As a matter of fact, the way the U.S. – which has a reputation for having coups carried out – intervened in Turkey’s domestic and foreign affairs since World War II is engraved in our memories. For example, the Truman Doctrine and the establishment of counterinsurgency in Turkey within the scope of the Gladio operation? Is this secret armed organization, that was founded to prevent the spread of communism and left stray after the Cold War and the crimes it became involved in, not the U.S.’s doing?

Or does the U.S. – with which an agreement was signed for the establishment of the Adana (İncirlik) base, and despite Adnan Menderes, who was prime minister when Turkey joined NATO, being neither against the U.S. nor NATO – have nothing to do with the 1960 coup at the time Turkey was going to visit Moscow to seek financial alternatives, as Turkey became excessively dependent on the U.S.? Back then, forget NATO giving Turkey a loan to fix its economy, it would not even allow us to stop being an agricultural country and industrialize.

Let’s remember the letter U.S. President Lyndon Johnson wrote to Prime Minister İsmet İnönü during the Cyprus events in the 1960s. İnönü’s response to Johnson, who threatened Turkey that if it intervenes in Cyprus NATO will no longer be on its side, was, “A new world order will be established and Turkey will take its place there.” However, İnönü had to resign a year later due to the crisis that emerged in the budget vote.

What about Bülent Ecevit? He had resigned – at a time his popularity had peaked despite the U.S.’s arms sanction after Turkey’s Cyprus landing – so he could go to early elections and return with a stronger government; but the government could not be formed for 200 days. Did we not see coalitions, the right-left conflicts, bloody clashes and shortly after, the 1980 coup? When Kenan Evren and his friends took control over the country, was it not written many times how a CIA agent informed U.S. President Jimmy Carter with joy, “Our boys succeeded”?

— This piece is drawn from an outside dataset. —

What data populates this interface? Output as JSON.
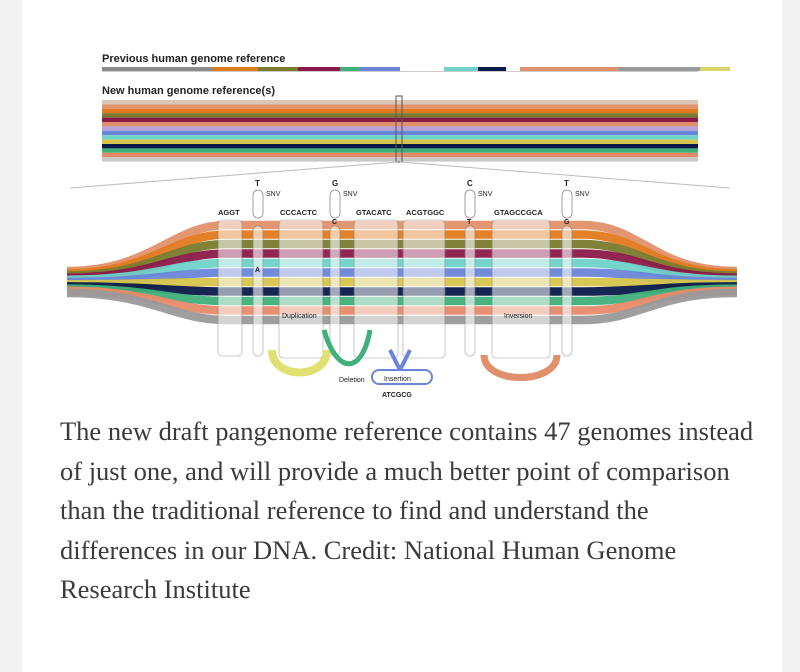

Turgut Özal came to power in 1983. He got Turkey to progress, yet at the time he started to seek a solution to the Kurdish problem, he died from a suspicious heart attack. Does the discovery that Commissioned Officer Mustafa Sarsılmaz, who was on guard at Gülhane Military Medical Academy (GMMA), had ties with the Gülen organization, and efforts to associate Özal’s death with Ergenekon, not revive the doubts we had back in those days?

The nine years following Özal’s death saw eight governments, with seven of them being coalition governments, and one post-modern coup. The chaos ended with the Justice and Development Party (AK Party) and finally the country saw stability. However, the Turkish Parliament’s rejection of the March 1 memorandum led tensions to rise once again with the U.S. Back then, there were those who wanted Turkey out of NATO for not agreeing with the U.S. and allies who discussed its reliability; all hell was let loose in international media similar to the present civil war process in Syria. What about Ergenekon, Balyoz (Sledgehammer)? Looking back now, with the revenge of the March 1 memorandum and today’s Gülenist organization, had the military been completely re-designed to serve U.S. interests?

In other words, the U.S. did not care whether the ruling government in Turkey was leftist or rightists, religious or secular, the fate of all those who did not serve its interests turned out to be the same. This is not the first time the U.S. is interfering in Turkey, but it is the first time it failed. What followed is a sharp-edged knife and we owe it to maintaining our feeling of unity, which we managed years later that prevented us from being the ones to fall on this knife.

*Merve Şebnem is a Turkish journalist and columnist.